Zambian bishops called for “further reflection” on the blessings, citing the country’s anti-homosexuality laws and cultural heritage that rejects same-sex relationships as reasons for their decision. In Poland, known for its conservative stance, the bishops conference, one of the most conservative in Europe, announced it had no intentions of providing blessings to same-sex couples. They reiterated that marriage is exclusively the union between a man and a woman, condemning sexual acts outside of this union as “always an offense against God’s will.”
The Vatican’s doctrinal office issued a document titled “Fiducia Supplicans,” asserting that blessings could be extended to people in same-sex relationships without being confused with the marriage ritual. However, the document reaffirmed that marriage remains a lifelong union solely between a man and a woman. This announcement marked a reversal of the 2021 statement that ruled out blessings for same-sex couples, stating that God “cannot bless sin.”
The U.S. bishops conference sought to downplay any shift, emphasizing that the church’s teachings on marriage remained unchanged. They clarified that the announcement articulated a distinction between liturgical (sacramental) blessings and pastoral blessings, the latter being for individuals seeking God’s grace in their lives.
Notably, Cardinal Gerhard Müller, a German cardinal and former head of the Vatican doctrinal office, criticized the declaration as “self-contradictory.” He argued that the church cannot celebrate one thing and teach another, highlighting the tension within the Catholic leadership regarding the acceptance of same-sex relationships.
Bishops from Nigeria, Ghana, Kenya, Madagascar, and South Africa issued public statements clarifying that the new policy did not signify official recognition or acceptance of same-sex relationships. The prevailing sentiment among many was a fear that this move signaled a step toward the Catholic church embracing homosexuality.

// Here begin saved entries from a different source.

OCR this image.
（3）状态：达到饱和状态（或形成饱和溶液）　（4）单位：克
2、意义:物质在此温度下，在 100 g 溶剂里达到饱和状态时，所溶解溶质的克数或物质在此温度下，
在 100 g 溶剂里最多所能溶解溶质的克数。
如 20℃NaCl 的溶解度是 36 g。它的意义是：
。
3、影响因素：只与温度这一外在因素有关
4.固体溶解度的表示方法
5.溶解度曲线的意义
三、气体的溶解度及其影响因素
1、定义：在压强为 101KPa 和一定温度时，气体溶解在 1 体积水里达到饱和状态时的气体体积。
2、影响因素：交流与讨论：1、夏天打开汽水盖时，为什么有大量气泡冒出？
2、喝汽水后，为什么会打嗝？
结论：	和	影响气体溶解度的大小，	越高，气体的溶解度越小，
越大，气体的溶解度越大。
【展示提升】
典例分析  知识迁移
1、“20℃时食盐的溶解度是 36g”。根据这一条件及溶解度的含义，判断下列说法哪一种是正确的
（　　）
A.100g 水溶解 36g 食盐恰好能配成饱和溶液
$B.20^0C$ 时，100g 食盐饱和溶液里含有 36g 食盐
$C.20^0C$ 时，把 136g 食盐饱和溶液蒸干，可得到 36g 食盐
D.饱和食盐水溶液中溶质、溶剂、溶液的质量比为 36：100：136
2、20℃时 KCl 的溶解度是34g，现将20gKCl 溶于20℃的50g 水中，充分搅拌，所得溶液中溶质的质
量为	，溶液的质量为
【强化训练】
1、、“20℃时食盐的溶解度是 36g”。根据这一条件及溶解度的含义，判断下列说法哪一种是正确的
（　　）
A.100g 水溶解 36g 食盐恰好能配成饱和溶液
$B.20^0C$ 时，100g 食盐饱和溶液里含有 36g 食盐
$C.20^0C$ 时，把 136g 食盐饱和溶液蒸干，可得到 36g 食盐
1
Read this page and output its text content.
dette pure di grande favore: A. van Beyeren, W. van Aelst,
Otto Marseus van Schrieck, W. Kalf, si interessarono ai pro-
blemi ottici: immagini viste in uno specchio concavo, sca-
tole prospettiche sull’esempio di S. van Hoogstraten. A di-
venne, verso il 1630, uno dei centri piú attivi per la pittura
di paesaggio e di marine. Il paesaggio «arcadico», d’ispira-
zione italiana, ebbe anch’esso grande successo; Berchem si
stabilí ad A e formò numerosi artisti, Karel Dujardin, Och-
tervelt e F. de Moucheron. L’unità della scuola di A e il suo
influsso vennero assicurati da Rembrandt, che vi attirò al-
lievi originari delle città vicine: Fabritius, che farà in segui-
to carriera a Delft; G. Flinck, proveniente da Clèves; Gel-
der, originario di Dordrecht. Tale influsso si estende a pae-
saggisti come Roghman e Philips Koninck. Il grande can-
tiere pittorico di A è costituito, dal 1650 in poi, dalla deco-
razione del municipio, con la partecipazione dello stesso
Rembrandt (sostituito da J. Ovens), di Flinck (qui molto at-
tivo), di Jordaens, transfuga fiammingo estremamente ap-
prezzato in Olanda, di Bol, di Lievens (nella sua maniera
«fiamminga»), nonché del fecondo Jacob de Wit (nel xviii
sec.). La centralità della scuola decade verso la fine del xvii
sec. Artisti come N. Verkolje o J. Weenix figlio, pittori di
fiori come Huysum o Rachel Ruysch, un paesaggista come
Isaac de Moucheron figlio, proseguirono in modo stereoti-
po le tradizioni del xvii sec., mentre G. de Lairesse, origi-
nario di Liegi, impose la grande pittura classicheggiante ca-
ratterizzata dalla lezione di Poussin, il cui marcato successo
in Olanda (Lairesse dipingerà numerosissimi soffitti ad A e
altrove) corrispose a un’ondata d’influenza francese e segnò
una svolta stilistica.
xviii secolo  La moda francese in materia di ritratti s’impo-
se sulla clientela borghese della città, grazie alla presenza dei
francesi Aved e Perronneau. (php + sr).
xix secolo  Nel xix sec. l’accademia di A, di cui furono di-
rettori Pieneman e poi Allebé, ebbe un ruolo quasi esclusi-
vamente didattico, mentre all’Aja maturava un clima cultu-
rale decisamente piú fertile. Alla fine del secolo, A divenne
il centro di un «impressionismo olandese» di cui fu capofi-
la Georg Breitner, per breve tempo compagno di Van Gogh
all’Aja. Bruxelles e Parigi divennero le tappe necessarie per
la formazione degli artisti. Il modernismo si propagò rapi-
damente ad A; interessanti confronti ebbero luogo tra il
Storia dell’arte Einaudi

Nigeria’s bishops reassured the faithful that the Catholic Church’s teaching on marriage remained unchanged, explicitly stating that there was no possibility of blessing same-sex unions and activities. In Mali, a priest expressed disagreement with the Vatican’s decision, emphasizing that it pertained solely to the Vatican, not to the local church.
In the United Kingdom, an organization representing 500 Catholic priests released a signed letter reaffirming the Church’s teachings on marriage and same-sex unions to address widespread confusion. In Zimbabwe, where anti-gay laws are in place, LGBTQ+ rights activist Chesterfield Samba anticipated resistance from some church branches and believed the declaration would not alter the stance of Zimbabwean same-sex couples ostracized by the church.
The Southern African Catholic Bishops Conference, based in South Africa, where same-sex marriages are permitted, appeared to welcome the possibility of blessings for gay couples. However, they clarified that their interpretation was that the blessing was done with the hope of conversion, reflecting the complex perspectives within the Catholic hierarchy on LGBTQ+ issues.